Гусейн поднялся, и его большое тело заслонило окно, В купе стало темнее.

— Осудили меня крепко, — сказал он спокойно, — вышибли из комсомола, списали с корабля. Что я теперь? Меченый люмпен…

— Не говорите вздора, — сказал доктор строго. — Как это случилось?

— Да просто. У меня, доктор, это вот как бывает. Работаю месяц или два, а то и три, думать забуду, как оно пахнет, спиртное. Потому что я знаю за собой эту слабость и говорю себе: цыц! Но все-таки она сидит во мне, болезнь моя. Сидит и ждет той минуты, когда я ослабею и не смогу удержаться. Потому что бывают у меня состояния, когда я сам собою недоволен и когда мне кажется, что и другие на меня смотрят волком. А ведь без столкновений не проживешь ни в дружбе, ни в работе. Вот и кидаешься на людей. И все-то делается противным, безнадежным.

— Так это нервы. За что вас судили?

— Извольте! Я ведь судовой моторист. Машина на судне — первое дело, и я человек нужный. Машину я знаю как практик, по опыту, по привычке, не то что судовой механик. Тот сначала учился, изучал машину по книге, а потом уже получил практику. Мне бы тоже интересно узнать, что к чему, да как узнаешь? Механик говорит: делай. Мое дело — исполнять. Привязался я к нему как-то: почему да отчего? Он оборвал: делай, не разговаривай! Не нужно ему, чтобы я знал, когда он сам знает и на себя надеется. А меня заело. Почему он свои знания при себе держит? Кажется мне, что я не хуже его понимать могу. Поругались мы на стоянке в порту. Тут эта самая минута и подошла… Одним словом, потребность запить. Я и запил моментально.

— И на судно не вернулись?

— Не вернулся. Я как в духан залез, мигом налился и стал зверем. Пьяный — я нехороший, свободно могу обидеть человека. К тому же у меня сила чрезмерная, знаете… Товарищи начали уговаривать, и вышла пьяная буза — вспоминать не хочется…

— Прибили, что ли, кого?

— Да, было и это. А судили меня уж потом, когда судно обратно вернулось. В красном уголке всю команду собрали и меня посадили отдельно, как полагается. Помполит обвинителем был… «Он, — говорит, — льет воду на мельницу классового врага». Это я-то! Говорил он много, но мне ничуть не стыдно было, и я еще больше озлился, так что и защищаться не захотел… А стыдно мне стало только вот теперь, сейчас…

— Почему же теперь?

— Да как-то вы толково объяснили. Обыкновенный человек! Ножку цыпленка гложете… А так объяснили!

— Чудак человек, — улыбнулся доктор. — А куда вы едете, позвольте спросить?

— Поступаю на новый теплоход «Дербент». Отдел кадров посылает. Думают, что я на новом месте брошу пить. Я обещал, мне что ж…

— Надо бросить, обязательно надо, — сказал доктор, покашливая, — необходимо взять себя в руки.

— Ладно. Вы тогда хорошо сказали. Лучше не скажешь… Хватит…

Над ними вспыхнул свет. Гусейн стоял посредине купе, заложив руки за спину. Он был грустен и словно прислушивался.

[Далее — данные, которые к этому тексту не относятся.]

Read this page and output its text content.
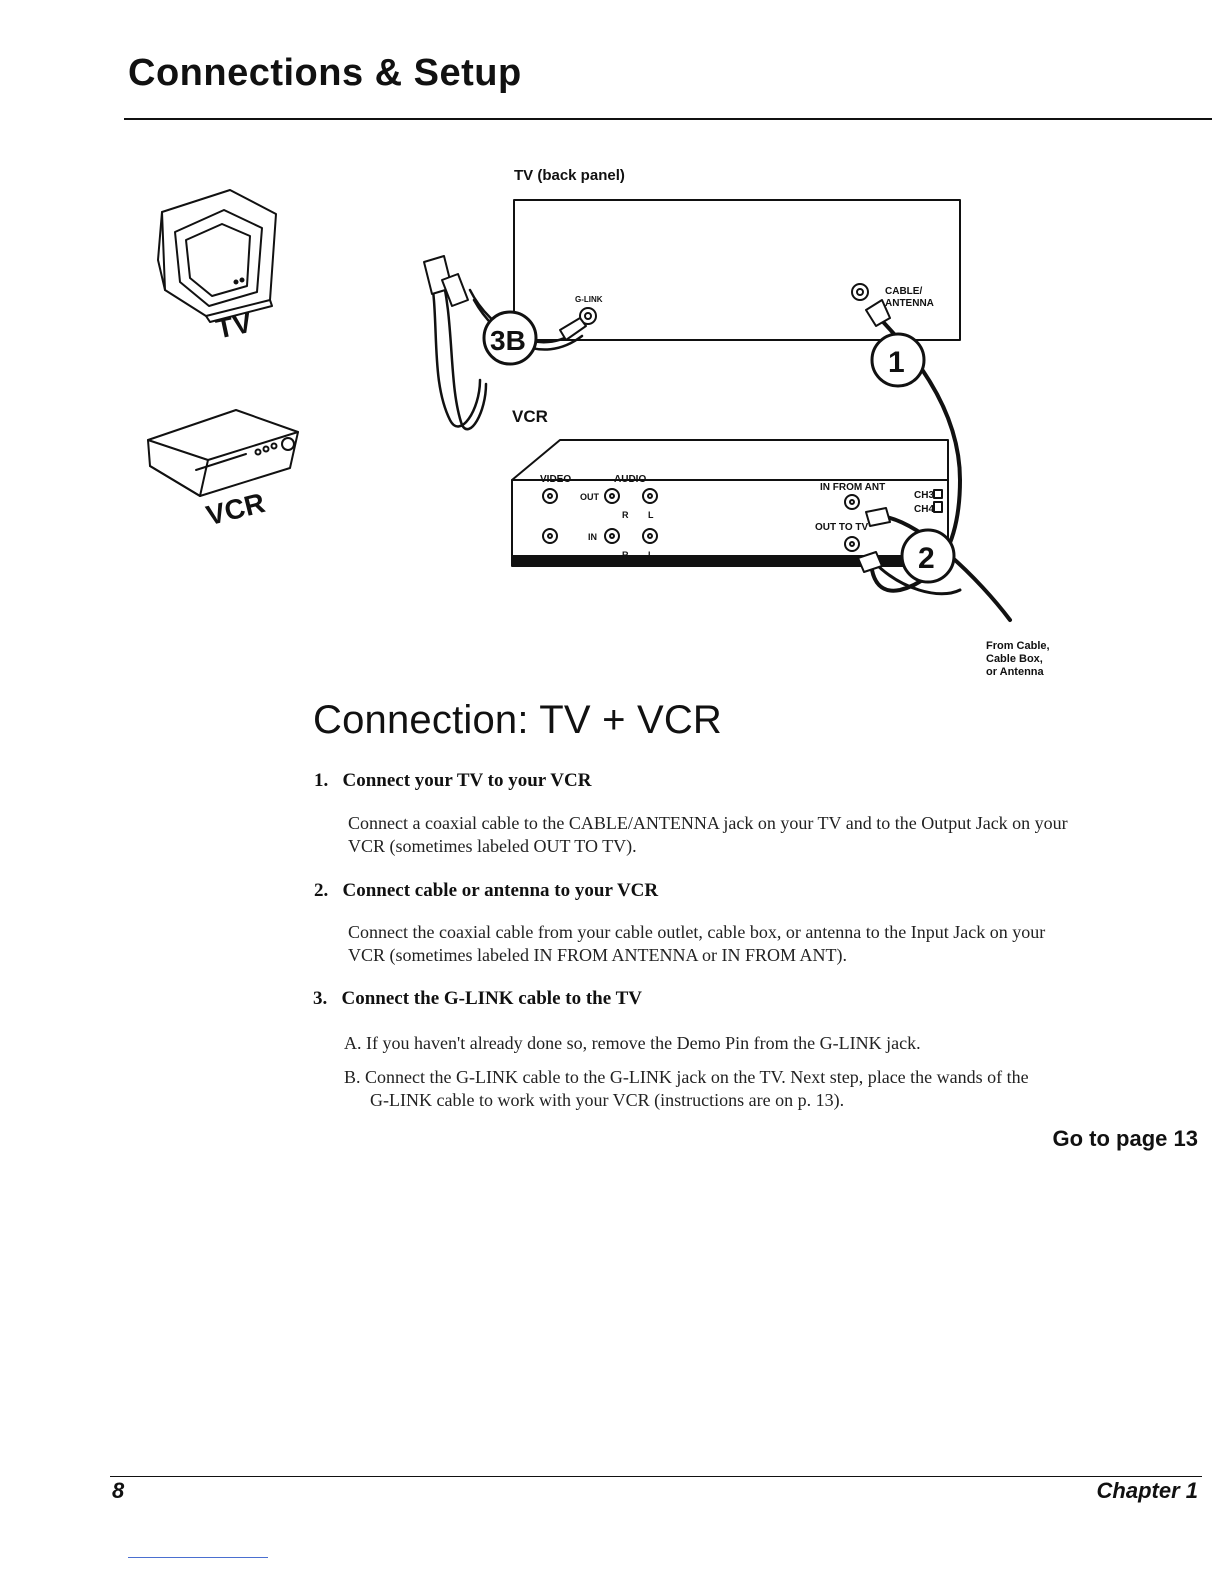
Connections & Setup
TV (back panel)
G-LINK
CABLE/
ANTENNA
VCR
VIDEO	AUDIO
OUT
IN
R L
R L
IN FROM ANT
OUT TO TV
CH3
CH4
1
2
3B
From Cable,
Cable Box,
or Antenna
TV
VCR
Connection: TV + VCR
1. Connect your TV to your VCR
Connect a coaxial cable to the CABLE/ANTENNA jack on your TV and to the Output Jack on your
VCR (sometimes labeled OUT TO TV).
2. Connect cable or antenna to your VCR
Connect the coaxial cable from your cable outlet, cable box, or antenna to the Input Jack on your
VCR (sometimes labeled IN FROM ANTENNA or IN FROM ANT).
3. Connect the G-LINK cable to the TV
A. If you haven't already done so, remove the Demo Pin from the G-LINK jack.
B. Connect the G-LINK cable to the G-LINK jack on the TV. Next step, place the wands of the
G-LINK cable to work with your VCR (instructions are on p. 13).
Go to page 13
8	Chapter 1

— Куда-то Женя исчезла, — сказал он. — Неужто все с этим долговязым?

— Нравится? — спросил доктор, улыбаясь.

Гусейн молча наклонил голову и вышел в коридор…

Поезд подходил к станции. На темном небе огни нефтяных вышек мигали как звезды, крупные и желтые. Женя, на ходу оправляя волосы, быстро прошла по коридору. Завидев Гусейна, она остановилась и повернулась к раскрытому окну. Он видел, что она вытерла глаза носовым платком. Тогда он подошел к ней и стал сзади.

— Дайте на вас посмотреть, — сказал он грубовато. — Случилось что-нибудь, Женя?

— Оставьте, — сказала она тихо, — пройдет… Я не хочу, чтобы заметили…

Гусейн взял ее за руку.

— Никто и не увидит, здесь темно. Он к вам приставал, да?

— Ничего, — она яростно высморкалась. — Такой подлец… Только, пожалуйста, молчите!